A local weekly newspaper which was written off by Guardian Media Group in 2011 has found a profitable future as an independent title in private ownership.
The Woking News & Mail was first published in 1894 but ceased publication in March 2011 alongside free sister paper the Woking Review after being closed by Guardian Media Group.
The two titles were reported to have been losing up to £500,000 a year between them.
Local businessman Philip Davies brought News and Mail back from the dead in May in 2011 with the help of editor Hilary Gavin. It now employs eight part-time staff, is in profit and is currently carrying out an extensive reader survey to help it plan for the future.
After relaunching initially as a monthly, it went fornightly and then back to weekly distribution.
Managing director Terry Tidbury said the title had taken a “completely different approach” since being taken over by Davies.
He said: “We’re not corporate, we’re family owned and we look at the paper as a hyperlocal news source.”
The title claims a paid-for circulation of 2,500, at 50p, but makes most of its money from advertising.
Tidbury said: “Most newspapers won’t make a lot of money from print sales alone – advertising is the only reason why we’re profitable. Without this there’d be no paper, that’s probably the answer from virtually every paper.”
He added: “We concentrate very much on what the people of Woking want, not necessarily what an editor sat in an office in London decides that particular newspaper is going to produce.
“We do things on a very small scale; after all we are a small newspaper. It’s something which, for me, clearly didn’t fit in with what the Guardian’s concept was. I see it as their loss.”

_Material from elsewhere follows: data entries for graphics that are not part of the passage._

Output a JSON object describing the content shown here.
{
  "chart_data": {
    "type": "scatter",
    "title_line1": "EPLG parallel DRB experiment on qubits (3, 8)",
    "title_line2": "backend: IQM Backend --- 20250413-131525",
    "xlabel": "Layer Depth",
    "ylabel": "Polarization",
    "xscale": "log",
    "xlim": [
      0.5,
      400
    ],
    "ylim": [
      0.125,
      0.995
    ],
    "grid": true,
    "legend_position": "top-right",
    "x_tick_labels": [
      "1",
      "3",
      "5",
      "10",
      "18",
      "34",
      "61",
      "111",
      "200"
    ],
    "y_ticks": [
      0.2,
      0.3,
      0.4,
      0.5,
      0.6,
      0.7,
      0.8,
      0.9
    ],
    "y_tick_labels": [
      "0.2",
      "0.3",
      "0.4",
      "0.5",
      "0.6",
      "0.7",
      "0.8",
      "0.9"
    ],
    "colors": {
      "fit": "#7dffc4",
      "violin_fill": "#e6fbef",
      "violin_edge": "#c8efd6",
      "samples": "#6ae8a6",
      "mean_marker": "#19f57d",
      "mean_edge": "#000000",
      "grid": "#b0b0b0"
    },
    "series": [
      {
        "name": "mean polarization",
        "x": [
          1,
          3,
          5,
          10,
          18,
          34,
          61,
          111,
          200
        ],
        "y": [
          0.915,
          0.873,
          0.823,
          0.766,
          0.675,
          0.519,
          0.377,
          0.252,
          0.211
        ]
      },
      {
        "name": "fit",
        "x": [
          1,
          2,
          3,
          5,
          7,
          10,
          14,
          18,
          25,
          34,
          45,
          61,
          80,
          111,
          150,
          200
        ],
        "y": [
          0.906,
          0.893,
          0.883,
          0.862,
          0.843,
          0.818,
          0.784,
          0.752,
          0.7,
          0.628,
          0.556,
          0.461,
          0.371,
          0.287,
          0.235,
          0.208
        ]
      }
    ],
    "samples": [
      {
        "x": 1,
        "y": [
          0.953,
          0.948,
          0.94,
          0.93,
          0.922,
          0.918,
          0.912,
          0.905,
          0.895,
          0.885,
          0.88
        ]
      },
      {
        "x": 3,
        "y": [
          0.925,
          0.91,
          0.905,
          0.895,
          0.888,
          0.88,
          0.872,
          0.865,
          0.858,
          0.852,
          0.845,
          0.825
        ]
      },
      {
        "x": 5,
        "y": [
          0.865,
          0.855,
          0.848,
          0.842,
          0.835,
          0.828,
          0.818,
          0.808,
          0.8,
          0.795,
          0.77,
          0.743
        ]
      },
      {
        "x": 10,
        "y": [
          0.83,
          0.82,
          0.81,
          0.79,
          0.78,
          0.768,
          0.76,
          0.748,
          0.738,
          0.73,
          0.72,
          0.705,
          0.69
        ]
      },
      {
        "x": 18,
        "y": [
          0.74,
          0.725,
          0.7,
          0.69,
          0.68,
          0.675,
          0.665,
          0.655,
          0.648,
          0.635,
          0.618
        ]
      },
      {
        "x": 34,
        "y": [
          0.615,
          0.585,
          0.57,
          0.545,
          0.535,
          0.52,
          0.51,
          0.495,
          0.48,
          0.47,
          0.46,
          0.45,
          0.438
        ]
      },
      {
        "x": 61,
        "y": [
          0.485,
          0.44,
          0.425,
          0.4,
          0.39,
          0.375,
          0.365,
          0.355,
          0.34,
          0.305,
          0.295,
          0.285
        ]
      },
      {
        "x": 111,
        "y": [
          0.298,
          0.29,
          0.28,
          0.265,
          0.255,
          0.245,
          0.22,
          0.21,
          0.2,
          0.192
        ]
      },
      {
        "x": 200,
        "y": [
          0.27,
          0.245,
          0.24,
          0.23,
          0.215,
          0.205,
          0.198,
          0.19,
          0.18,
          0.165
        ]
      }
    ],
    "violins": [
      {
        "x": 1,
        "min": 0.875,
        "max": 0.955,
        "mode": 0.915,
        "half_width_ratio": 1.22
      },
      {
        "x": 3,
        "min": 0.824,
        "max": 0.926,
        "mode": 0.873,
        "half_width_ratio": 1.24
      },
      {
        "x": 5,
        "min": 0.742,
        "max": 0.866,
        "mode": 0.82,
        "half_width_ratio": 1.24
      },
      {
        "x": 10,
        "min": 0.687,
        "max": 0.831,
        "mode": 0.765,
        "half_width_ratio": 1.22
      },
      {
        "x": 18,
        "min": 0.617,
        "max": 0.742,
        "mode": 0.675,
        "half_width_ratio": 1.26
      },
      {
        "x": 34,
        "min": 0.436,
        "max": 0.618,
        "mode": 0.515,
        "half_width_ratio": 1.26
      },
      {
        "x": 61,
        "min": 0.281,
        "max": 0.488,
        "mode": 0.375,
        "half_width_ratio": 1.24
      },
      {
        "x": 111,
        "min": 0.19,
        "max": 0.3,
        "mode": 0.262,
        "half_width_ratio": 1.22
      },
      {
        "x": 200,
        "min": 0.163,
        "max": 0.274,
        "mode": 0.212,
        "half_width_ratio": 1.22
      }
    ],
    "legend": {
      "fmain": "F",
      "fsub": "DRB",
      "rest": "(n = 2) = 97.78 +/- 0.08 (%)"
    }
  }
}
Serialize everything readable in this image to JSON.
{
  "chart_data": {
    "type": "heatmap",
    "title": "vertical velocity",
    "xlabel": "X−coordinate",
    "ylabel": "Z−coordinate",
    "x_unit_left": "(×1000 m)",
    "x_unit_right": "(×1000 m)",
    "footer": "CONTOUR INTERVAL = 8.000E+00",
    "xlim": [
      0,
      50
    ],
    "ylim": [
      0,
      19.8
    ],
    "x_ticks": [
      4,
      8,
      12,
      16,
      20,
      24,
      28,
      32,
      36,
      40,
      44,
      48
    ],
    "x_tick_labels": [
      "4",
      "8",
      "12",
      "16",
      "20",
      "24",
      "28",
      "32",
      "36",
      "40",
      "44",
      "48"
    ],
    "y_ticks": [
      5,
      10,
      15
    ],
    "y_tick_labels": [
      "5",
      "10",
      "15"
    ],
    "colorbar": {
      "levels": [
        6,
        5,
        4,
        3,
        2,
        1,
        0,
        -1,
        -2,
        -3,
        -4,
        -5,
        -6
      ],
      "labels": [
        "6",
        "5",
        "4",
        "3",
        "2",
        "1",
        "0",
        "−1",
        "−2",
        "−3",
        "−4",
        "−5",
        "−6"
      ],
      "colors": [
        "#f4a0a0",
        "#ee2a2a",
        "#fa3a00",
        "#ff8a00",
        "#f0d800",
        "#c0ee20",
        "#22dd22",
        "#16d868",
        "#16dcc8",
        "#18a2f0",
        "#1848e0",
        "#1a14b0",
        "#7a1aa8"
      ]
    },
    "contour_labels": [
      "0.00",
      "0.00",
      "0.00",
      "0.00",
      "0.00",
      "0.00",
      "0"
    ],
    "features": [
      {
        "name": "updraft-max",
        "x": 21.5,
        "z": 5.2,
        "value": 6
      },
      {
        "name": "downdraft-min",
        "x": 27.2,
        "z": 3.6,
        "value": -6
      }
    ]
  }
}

Press Gazette reported in February that local weekly newspapers lost print circulation by an average of 11.2 per cent year on year in the second half of 2016.
The News and Mail said it has received financial support from a local brewery Thurstons to extend the deadline of a survey concerning the future of the title until 31 May.
Tidbury said: “The fact that both businesses have Woking very much at the heart of our work has given us common ground.
“We want to know what our readers, retailers and advertisers have to say because we believe that interest in local news is stronger than ever and we’re confident that the results of this survey will help us to enhance our offer to the community.”